AN: Sorry for the delay in updates, I've been extremely busy and a little uninspired over the past month or so. Anyway, here's the next chapter, hope you enjoy it. Thanks to my beta for helping me out!

4 – Hopeless

"Did you get any sleep?" Catherine asked, coming into the kitchen where Grissom was waiting for the coffee to get done.

"A couple of hours, I think." He replied, accepting the mug she handed him from the cupboard. "I'm not completely sure what was dreams and what was real, my mind kept running through the evidence while I was sleeping."

"I know what you mean." Catherine agreed, grabbing the now finished pot of coffee. "I swear, I've had miniature people dancing around in my brain all night."

"Yeah." Grissom nodded absentmindedly, staring out the window. The sun was about to set, and for a moment, he let his mind go blank.

"Hey." Catherine put a, what she hoped, comforting hand on his shoulder. He turned to look at her, and she realized she had never seen him so tired. "We're going to find her."

"I know." He replied, returning to his view. He had always loved the desert sunsets. "But what if we don't find her in time?"

Catherine didn't know what to respond to that, so she just kept her hand on his shoulder, hoping he knew that he wasn't alone.

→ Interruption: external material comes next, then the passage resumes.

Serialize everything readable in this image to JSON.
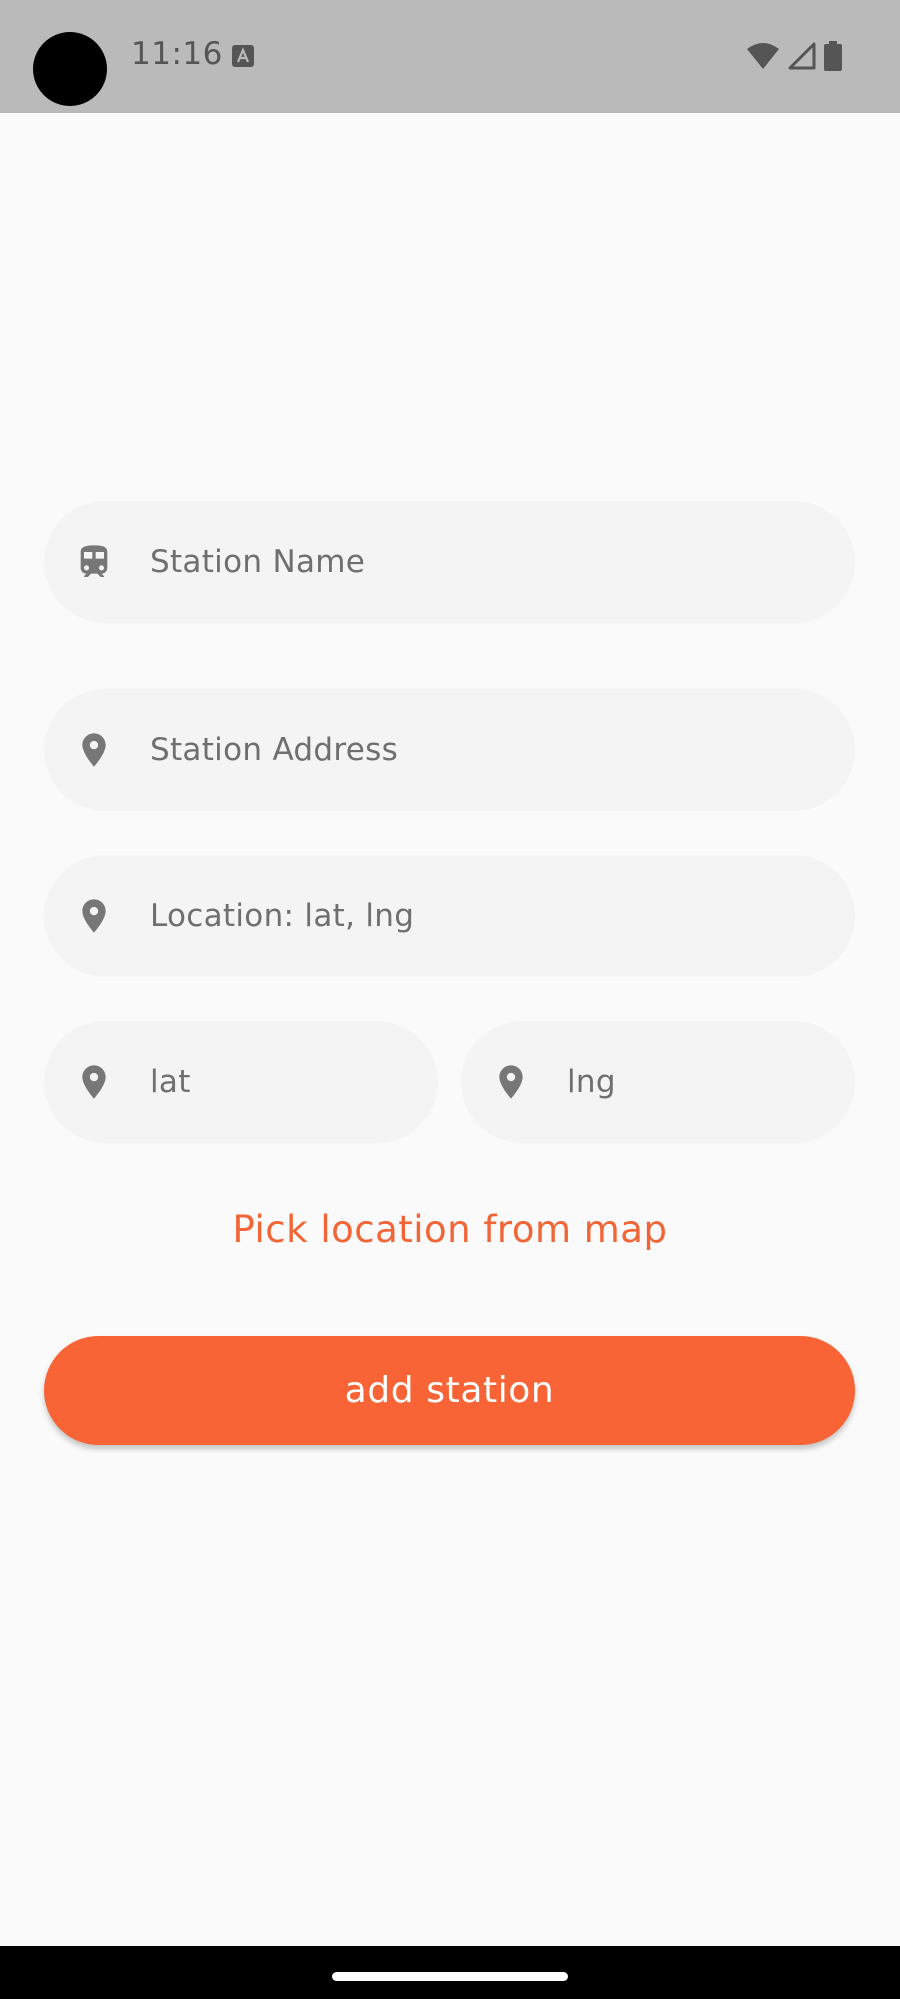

"We should get back to the lab." He said after a few minutes, pulling away from her touch.

"Not before we have something to eat." Catherine replied, opening the fridge in search of something edible. Grissom sighed, but didn't argue as he sat down at the table. "OK, we have Chinese leftovers, pizza, or just plain sandwiches. Any preference?" She looked over her shoulder.

"Anything." Grissom shrugged, leaving the decision up to her.

"Chinese it is." She exclaimed, filling two plates with the food before sticking one of them in the micro wave. When the food was heated, she brought both plates to the table and joined Grissom. They ate in silence for a while.

"You can ask, you know." Grissom said after a moment. "I know you're bursting to find out."

"I just figured now wasn't the right time." Catherine replied, knowing what he was referring to. "I can contain myself, you know."

"Might take my mind off of things." He mumbled, pushing away the half-empty plate in front of him. Catherine watched him for a moment before speaking.

"So, how long has this been going on? Since Nick was taken?" That was the time she had suspected since she found out about the relationship. Nick's abduction had affected them all, in different ways.

"Yes and no." Grissom replied, causing Catherine to frown.

"Could you be a little vaguer?" She asked dryly.

"Nick getting taken was the final nail in the coffin, no pun intended." He offered a half smile. "But it really started long before that, years ago in sunny California. I just didn't realize it, or I didn't let myself realize it."

"I always knew there was something there, from the moment she stepped into the lab." Catherine noted, and Grissom nodded.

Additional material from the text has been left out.